Prof. Elisa Oltra
Catholic University of Valencia, Valencia, Spain
Background and aim
Epigenetics has become a very promising field in the search for explanations about how ME/CFS develops. It refers to the many ways in which our body can turn our genes on or off in a cell, which in turn determines what function that cell ultimately performs.
ME Research UK has previously provided funding for research studies investigating epigenetics, including the work of Prof. Jo Nijs and Prof. Lode Godderis in Belgium, who have found increased levels of brain-derived neurotropic factor (BDNF) in people with ME/CFS, and are now looking at how epigenetic changes in BDNF and HDACs may be involved in post-exertional malaise.
Cort Johnson has written an excellent article for us, introducing the field and discussing the relevance of epigenetics to ME/CFS, and you can read that here.
Another tantalising prospect is that epigenetics may be involved in the link between the presence of human endogenous retroviruses (HERVs) and the development of ME/CFS. This is the area that Prof. Elisa Oltra and her team at the Catholic University of Valencia in Spain are investigating in their study awarded funding by ME Research UK.
HERVs are a family of viruses contained within the human genome – that is, their DNA has become part of our DNA and is passed on from generation to generation. Despite making up 8% of our genome, most are generally thought to be dormant.
However, there is evidence that some HERVs may have a role in the development of diseases such as multiple sclerosis, type 1 diabetes and schizophrenia (and maybe COVID-19). And HERVs have also been proposed as potential triggers of ME/CFS.
Prof. Oltra’s hypothesis is that epigenetic changes cause activation of HERVs, which then leads to an innate immune response and the resulting flu-like symptoms and autoimmune problems that are characteristic of ME/CFS.
In her study funded by ME Research UK, she plans to identify HERVs that are overexpressed in a group of 12 women with severe ME/CFS compared with a matched group of women with fibromyalgia.
The team will also look at the effects of activation of these ME-associated HERVs on nerve and muscle cells in laboratory conditions, to understand their potential impact on the symptoms of the illness.

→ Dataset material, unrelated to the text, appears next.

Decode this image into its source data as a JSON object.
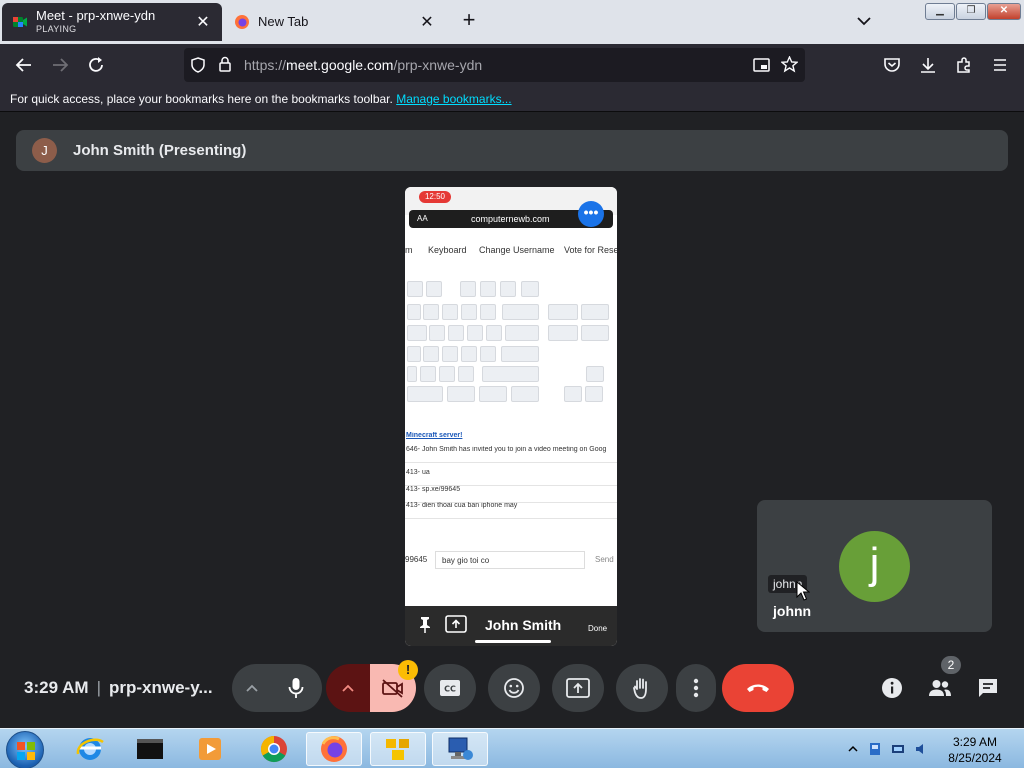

The results will then be validated in an extended group of 50 women with ME/CFS, 25 with fibromyalgia, and 25 healthy control subjects.
Prof. Oltra’s hope is that these HERV ‘fingerprints’ could be used in the diagnosis of ME/CFS, or for patient subtyping. But her findings will also help establish whether activation of HERVs might be at the root of the disease. Furthermore, the cell model she is developing could be a valuable tool in the future for assessing potential treatments for ME/CFS.